2 Octobre 2015 , Rédigé par Narcipat Publié dans #45 : Cacatalogue IV : Pour en finir avec la fin

    Bon, bon, j’admets que cette scène-là, j’aurais pu la passer à la broyeuse, ou au moins la caviarder.  Résumons la suite : comme on pouvait s’y attendre, l’étau se resserre. Un nouveau message du prétendu B’naï Brith prévient Loup qu’une procédure est engagée contre lui, et lui recommande, s’il dispose d’épargnes, de les mettre à l’abri : tout en persistant à suspecter une provocation, il prélève la quasi-intégralité de son Livret, se charge la poche arrière d’une liasse épaisse (“au plus, un ou deux ans de quignons secs”) et médite sombrement sur l’avenir… dont la pire torture est, bien entendu, l’incertitude… accompagnée d’incompréhension : pourquoi lui? Faisant partie du dernier carré d’adhérents, il téléphone au service juridique du SNOAF, son syndicat, et une voix melliflue l’invite à régler localement le problème, à l’amiable : « Une escalade serait préjudiciable à tout le monde. » Reste à prévoir le pire, pour le désamorcer : « Le miroir de l’entrée lui renvoya un rictus morose : tant qu’à faire, tant qu’à se faire taxer d’avoir violé un tabou, plutôt celui d’origine seigneuriale que populaire : en taule, la nég’itude se portait mieux que la pédophilie. Du moins n’avait-il ouï nulle part qu’on se fît péter la gueule par ses codétenus pour avoir rogné les six millions. » 
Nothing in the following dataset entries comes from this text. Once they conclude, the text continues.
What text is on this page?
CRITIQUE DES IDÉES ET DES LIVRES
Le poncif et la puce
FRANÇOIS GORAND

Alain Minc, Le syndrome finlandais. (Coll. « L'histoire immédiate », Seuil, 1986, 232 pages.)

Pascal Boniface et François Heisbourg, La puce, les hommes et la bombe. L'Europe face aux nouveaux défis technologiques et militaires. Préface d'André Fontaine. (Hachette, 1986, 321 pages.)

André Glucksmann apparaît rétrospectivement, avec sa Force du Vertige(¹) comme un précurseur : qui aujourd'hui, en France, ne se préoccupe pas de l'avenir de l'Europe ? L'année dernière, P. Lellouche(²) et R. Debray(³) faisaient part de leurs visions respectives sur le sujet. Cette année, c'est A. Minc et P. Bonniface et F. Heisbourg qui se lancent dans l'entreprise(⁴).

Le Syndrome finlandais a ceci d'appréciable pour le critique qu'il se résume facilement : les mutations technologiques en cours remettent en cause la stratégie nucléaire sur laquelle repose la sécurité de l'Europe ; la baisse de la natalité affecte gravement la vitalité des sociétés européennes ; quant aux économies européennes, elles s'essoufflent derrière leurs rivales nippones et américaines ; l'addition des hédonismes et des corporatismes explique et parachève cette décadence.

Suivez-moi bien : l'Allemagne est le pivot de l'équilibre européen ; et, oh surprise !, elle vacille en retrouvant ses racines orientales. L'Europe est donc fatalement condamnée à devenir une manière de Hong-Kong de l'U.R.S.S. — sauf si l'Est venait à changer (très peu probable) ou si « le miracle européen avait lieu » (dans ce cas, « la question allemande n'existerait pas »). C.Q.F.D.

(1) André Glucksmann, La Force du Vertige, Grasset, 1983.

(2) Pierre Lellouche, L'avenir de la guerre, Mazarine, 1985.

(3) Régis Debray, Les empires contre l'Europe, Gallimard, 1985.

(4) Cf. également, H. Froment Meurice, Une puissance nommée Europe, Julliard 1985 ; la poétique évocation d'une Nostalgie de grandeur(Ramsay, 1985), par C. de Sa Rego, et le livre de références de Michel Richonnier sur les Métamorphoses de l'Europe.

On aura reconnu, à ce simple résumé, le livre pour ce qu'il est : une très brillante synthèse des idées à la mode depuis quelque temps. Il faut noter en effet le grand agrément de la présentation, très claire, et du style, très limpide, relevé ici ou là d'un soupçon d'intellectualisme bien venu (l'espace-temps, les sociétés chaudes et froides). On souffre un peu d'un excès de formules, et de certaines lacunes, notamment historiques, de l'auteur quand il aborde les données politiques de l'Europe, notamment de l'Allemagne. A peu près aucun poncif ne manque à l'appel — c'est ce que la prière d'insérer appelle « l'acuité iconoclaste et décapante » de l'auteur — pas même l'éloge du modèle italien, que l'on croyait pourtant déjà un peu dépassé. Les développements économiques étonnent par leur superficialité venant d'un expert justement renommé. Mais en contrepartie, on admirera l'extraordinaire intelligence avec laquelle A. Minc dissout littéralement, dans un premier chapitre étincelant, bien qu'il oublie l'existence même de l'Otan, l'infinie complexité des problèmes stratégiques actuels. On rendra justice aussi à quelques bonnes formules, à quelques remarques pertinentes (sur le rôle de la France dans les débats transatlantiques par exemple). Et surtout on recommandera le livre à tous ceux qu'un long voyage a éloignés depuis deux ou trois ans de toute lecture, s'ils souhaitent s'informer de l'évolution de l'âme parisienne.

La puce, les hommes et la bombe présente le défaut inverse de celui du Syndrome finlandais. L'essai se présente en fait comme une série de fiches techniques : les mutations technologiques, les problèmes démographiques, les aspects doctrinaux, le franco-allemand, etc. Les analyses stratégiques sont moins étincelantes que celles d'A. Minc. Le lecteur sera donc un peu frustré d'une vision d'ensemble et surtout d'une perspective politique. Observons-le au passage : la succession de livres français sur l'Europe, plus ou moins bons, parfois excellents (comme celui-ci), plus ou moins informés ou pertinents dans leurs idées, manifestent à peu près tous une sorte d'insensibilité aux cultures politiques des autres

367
    Trois jours s’étant écoulés sans péripétie, et l’angoisse s’en renforçant, il commet la gaffe insigne de tenter le dialogue avec des élèves inertes, et peut-être hostiles : « “Si certains considèrent que j’ai minimisé la Shoah, c’est très grave, et je leur demande de s’exprimer!” Silence tombal, les yeux ronds de l’incompréhension pure et simple : ne le savait-il pas, que minimiser manquait au lexique de la moitié d’entre eux? » Un seul sourire gouailleur, celui de Gujalot, le bon élève, si l’on veut, dont l’aigreur va rapidement se distiller en venin. Quant au soutien moral, il se dérobe : passe pour Lise, de plus en plus distante et taciturne; mais Caroline découche à présent tous les soirs : elle téléphone, certes, mais semble entretenir une liaison plus stable que de coutume. Loup fait des efforts pour se préparer à la séparation, mais elle ne survient pas au meilleur moment, et sa fille lui paraît manquer d’empathie.
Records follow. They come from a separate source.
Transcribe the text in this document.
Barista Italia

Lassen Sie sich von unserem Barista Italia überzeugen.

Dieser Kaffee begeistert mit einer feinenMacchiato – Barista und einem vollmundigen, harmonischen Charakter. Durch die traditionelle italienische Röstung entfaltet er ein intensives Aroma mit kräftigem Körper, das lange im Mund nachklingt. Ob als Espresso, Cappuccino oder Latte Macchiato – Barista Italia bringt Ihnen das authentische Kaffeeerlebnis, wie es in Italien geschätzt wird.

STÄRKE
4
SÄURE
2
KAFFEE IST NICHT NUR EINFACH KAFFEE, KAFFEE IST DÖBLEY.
    « Lui aurait-on proposé un an de sommeil qu’il aurait donné son accord avec ardeur. » Mais à sa porte, il est attendu par deux inspecteurs de la DCN : « Vous avez un moment à nous consacrer? […] c’est… une discussion informelle que nous désirerions avoir avec vous. Rien à empreinter. Juste pour se rendre compte. […] On peut parfaitement discuter chez vous, si ça vous arrange… » Étranges flics, qui semblent s’adonner à la surenchère provocatrice :

 

« Toutes les opinions sont libres, sans aucune exception. Ne saurait être sanctionnée que leur expression, dans certaines formes définies, ou en présence de tel public, des mineurs, par exemple… Ainsi, Monsieur Dardenne, vous avez parfaitement le droit de ne pas aimer les Juifs, et même de l’écrire, dans un journal intime, voire une correspondance privée… Je vous étonne?
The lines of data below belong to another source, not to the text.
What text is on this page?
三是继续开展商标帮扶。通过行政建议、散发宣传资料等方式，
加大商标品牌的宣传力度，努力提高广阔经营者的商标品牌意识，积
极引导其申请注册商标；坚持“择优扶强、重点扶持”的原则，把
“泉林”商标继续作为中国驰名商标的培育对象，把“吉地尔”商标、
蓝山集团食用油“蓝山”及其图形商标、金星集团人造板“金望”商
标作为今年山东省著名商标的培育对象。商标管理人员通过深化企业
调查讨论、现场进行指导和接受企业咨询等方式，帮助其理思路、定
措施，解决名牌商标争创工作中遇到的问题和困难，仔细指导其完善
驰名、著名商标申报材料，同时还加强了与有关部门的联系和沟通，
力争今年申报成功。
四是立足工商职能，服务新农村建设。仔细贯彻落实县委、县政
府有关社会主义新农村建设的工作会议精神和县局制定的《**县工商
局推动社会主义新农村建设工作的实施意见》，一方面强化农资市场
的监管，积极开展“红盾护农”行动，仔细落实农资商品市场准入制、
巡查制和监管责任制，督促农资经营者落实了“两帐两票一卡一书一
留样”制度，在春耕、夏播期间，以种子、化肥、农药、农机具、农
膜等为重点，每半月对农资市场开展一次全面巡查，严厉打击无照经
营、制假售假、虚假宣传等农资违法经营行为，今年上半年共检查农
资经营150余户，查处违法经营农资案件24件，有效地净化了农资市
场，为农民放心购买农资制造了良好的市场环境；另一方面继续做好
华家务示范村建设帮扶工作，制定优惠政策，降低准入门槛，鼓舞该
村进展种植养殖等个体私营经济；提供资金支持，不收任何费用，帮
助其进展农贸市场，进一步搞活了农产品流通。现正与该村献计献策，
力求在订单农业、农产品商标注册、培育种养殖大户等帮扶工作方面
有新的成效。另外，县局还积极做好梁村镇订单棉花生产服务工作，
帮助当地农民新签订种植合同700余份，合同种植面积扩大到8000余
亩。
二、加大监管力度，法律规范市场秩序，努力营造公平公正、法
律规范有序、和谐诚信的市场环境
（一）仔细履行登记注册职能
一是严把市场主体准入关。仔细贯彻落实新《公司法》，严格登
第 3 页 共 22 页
– Un peu. De toute manière, je n’ai pas la moindre intention d’user d’un tel droit… qui me paraît illusoire, vu que ce qu’on ne retiendra pas comme actes délic… pardon! criminels! sera noté comme indices, et vous mènera au gnouf tout aussi sûrement.

– Ah ah! Nous avons affaire à un casuiste! À un casuiste méfiant! Est-il possible, je vous le demande, de faire une remarque aussi juste sans contester in petto, de façon parfaitement légale, je le précise, la jurisprudence?

– Mais oui : on peut considérer que tous les moyens sont bons pour abattre la subversion, l’ennemi.

– L’ennemi… Quel ennemi?

– Mais… je ne sais pas, le racisme?

– Quel racisme? Le judaïsme n’est pas une race…

– Mais y a-t-il des races?

– À votre avis? Officiellement, non, en tout cas, ce qui n’empêche pas l’incitation à la haine raciale d’être inscrite dans le code, ça ne vous paraît pas bizarre? Non? Allons! Nous sommes entre nous… Et entre nous, je vous dirai qu’à ce sujet on peut trouver la science bien déficiente… La différence entre un Aryen, un Chinois, un Pygmée, saute aux yeux, que diable! Que les savants soient incapables d’en rendre compte et nous resservent sans se lasser l’absence de critère net de clivage, ça revient à se vanter d’un échec, non?… Non?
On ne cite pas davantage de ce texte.